Martha Gill in The Guardian agrees. "[May] is here to soak up bad feeling after the election, which stirred anger about Tory austerity, and to absorb as much blame for Brexit missteps as possible," she says, adding that one party member told her: "There is quite a big caucus in the party who hope they can keep her until the Brexit negotiations are over.
"Brexit will be a car crash – she can be blamed for that."
DUP deal
Jeffrey Donaldson, the DUP's chief whip at Westminster, told journalists the prospects of a the party striking a deal with May were "very good" - "the sooner the better as far as we're concerned," he added.
But BBC Northern Ireland reports that in exchange for giving the PM their support, the Unionists want £1bn for the health service in the province and another £1bn for infrastructure projects.
The Daily Telegraph warns the deal could end up costing UK taxpayers even more under the Barnett formula. "Typically £1 spent in the Province would require an additional £35 to be found for Scotland, England and Wales," it says.
The Queen's Speech
Conservative MPs insist they are "sufficiently confident" they will be able to get the Queen's Speech through the House of Commons.

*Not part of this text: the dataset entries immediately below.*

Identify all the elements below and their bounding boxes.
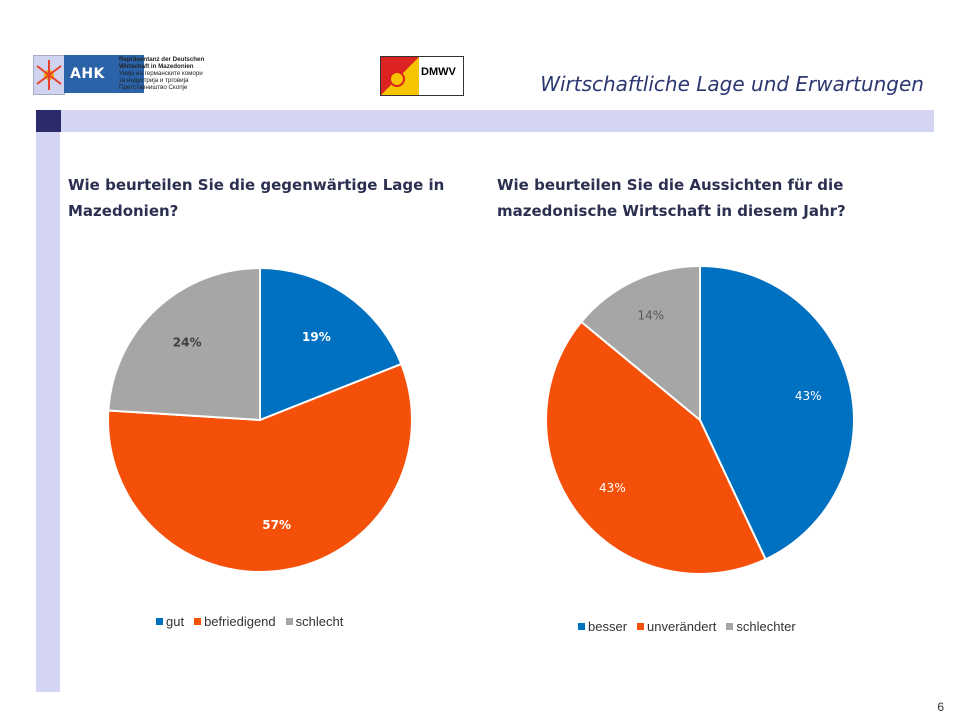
legend-item-schlecht: schlecht xyxy=(285,614,344,629)
ahk-line: Repräsentanz der Deutschen xyxy=(119,56,205,63)
ahk-text: Repräsentanz der Deutschen Wirtschaft in… xyxy=(119,56,211,91)
pie-chart-current-situation: 19% 57% 24% xyxy=(107,266,413,573)
legend-chart2: besser unverändert schlechter xyxy=(578,619,796,634)
pie-chart-outlook: 43% 43% 14% xyxy=(545,264,855,575)
ahk-badge-text: AHK xyxy=(70,66,105,82)
ahk-line: за индустрија и трговија xyxy=(119,77,189,84)
data-label-besser: 43% xyxy=(795,389,822,403)
legend-item-schlechter: schlechter xyxy=(726,619,796,634)
legend-swatch xyxy=(578,623,585,630)
side-bar xyxy=(36,132,60,692)
pie-slice-schlecht xyxy=(107,266,261,422)
legend-swatch xyxy=(156,618,163,625)
ahk-logo: AHK Repräsentanz der Deutschen Wirtschaf… xyxy=(33,55,211,95)
data-label-gut: 19% xyxy=(302,330,331,344)
ahk-line: Wirtschaft in Mazedonien xyxy=(119,63,194,70)
legend-chart1: gut befriedigend schlecht xyxy=(156,614,343,629)
dmwv-logo: DMWV xyxy=(380,56,464,96)
data-label-schlecht: 24% xyxy=(173,335,202,349)
pie-slice-gut xyxy=(259,266,403,422)
legend-label: schlecht xyxy=(295,614,344,629)
dmwv-text: DMWV xyxy=(421,66,456,78)
legend-swatch xyxy=(726,623,734,630)
legend-label: schlechter xyxy=(736,619,796,634)
ahk-badge: AHK xyxy=(64,55,144,93)
data-label-schlechter: 14% xyxy=(637,308,664,322)
legend-item-befriedigend: befriedigend xyxy=(194,614,276,629)
legend-item-besser: besser xyxy=(578,619,627,634)
accent-square xyxy=(36,110,61,132)
ahk-line: Унија на германските комори xyxy=(119,70,203,77)
legend-swatch xyxy=(285,618,293,625)
legend-label: besser xyxy=(588,619,628,634)
legend-label: befriedigend xyxy=(204,614,276,629)
legend-swatch xyxy=(194,618,202,625)
legend-label: gut xyxy=(166,614,185,629)
page-number: 6 xyxy=(937,700,944,714)
ahk-line: Претставништво Скопје xyxy=(119,84,188,91)
dmwv-emblem-icon xyxy=(381,57,419,95)
legend-swatch xyxy=(637,623,645,630)
data-label-unverändert: 43% xyxy=(599,481,626,495)
sun-emblem-icon xyxy=(33,55,65,95)
pie-slice-unverändert xyxy=(545,320,767,575)
chart2-title: Wie beurteilen Sie die Aussichten für di… xyxy=(497,176,846,220)
data-label-befriedigend: 57% xyxy=(262,518,291,532)
pie-slice-schlechter xyxy=(579,264,701,423)
legend-label: unverändert xyxy=(647,619,717,634)
legend-item-unverändert: unverändert xyxy=(637,619,716,634)
header-bar xyxy=(61,110,934,132)
slide-title: Wirtschaftliche Lage und Erwartungen xyxy=(540,72,924,96)
pie-slice-besser xyxy=(699,264,855,561)
chart1-title: Wie beurteilen Sie die gegenwärtige Lage… xyxy=(68,176,445,220)
legend-item-gut: gut xyxy=(156,614,184,629)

"It would be hard for a unionist party to be responsible for toppling the government and paving the way for a Labour government under Jeremy Corbyn, who met with members of the IRA during the 1980s," says Politico.
But even if May does win the vote with the help of the DUP, that doesn't mean she's safe, says the New Statesman's Stephen Bush.
Under the Fixed Term Parliaments Act, only the votes on the Queen's Speech and the Budget are classed as votes of confidence, he says, after that "the government can lose any number of votes – over the legislative timetable, over Brexit, over its core programme as set out in the Queen's Speech – and it won't fall".
This, argues the journalist, gives the DUP the upper hand. "They will be able to hold the government up by voting with it on the Queen's Speech and the budget – but they will be free to let them down any time on anything else."
The Opposition threat
The Telegraph has also reported that Labour, the Liberal Democrats and the Scottish National Party could introduce amendments during the vote on the Queen's Speech to force a vote of no confidence in May's government.
According to Catherine Haddon, resident historian at the Institute for Government, the "political reality" is that May would be under enormous political pressure to resign or would face an immediate vote of no confidence from Labour if the Queen's Speech is defeated.
The Good Friday Agreement
Should Theresa May stagger on, there are potentially even more serious consequences in the months ahead, both politically and legally, because the Good Friday Agreement demands political neutrality from the UK government regarding power-sharing in Northern Ireland.
A legal team with experience making constitutional challenges is preparing a judicial review in anticipation of a pact with the DUP being announced, says The Guardian.
If the challenge is lodged, High Court judges would be asked to consider whether the government would be in breach of its commitment to exercise "rigorous impartiality" as part of the historic peace deal.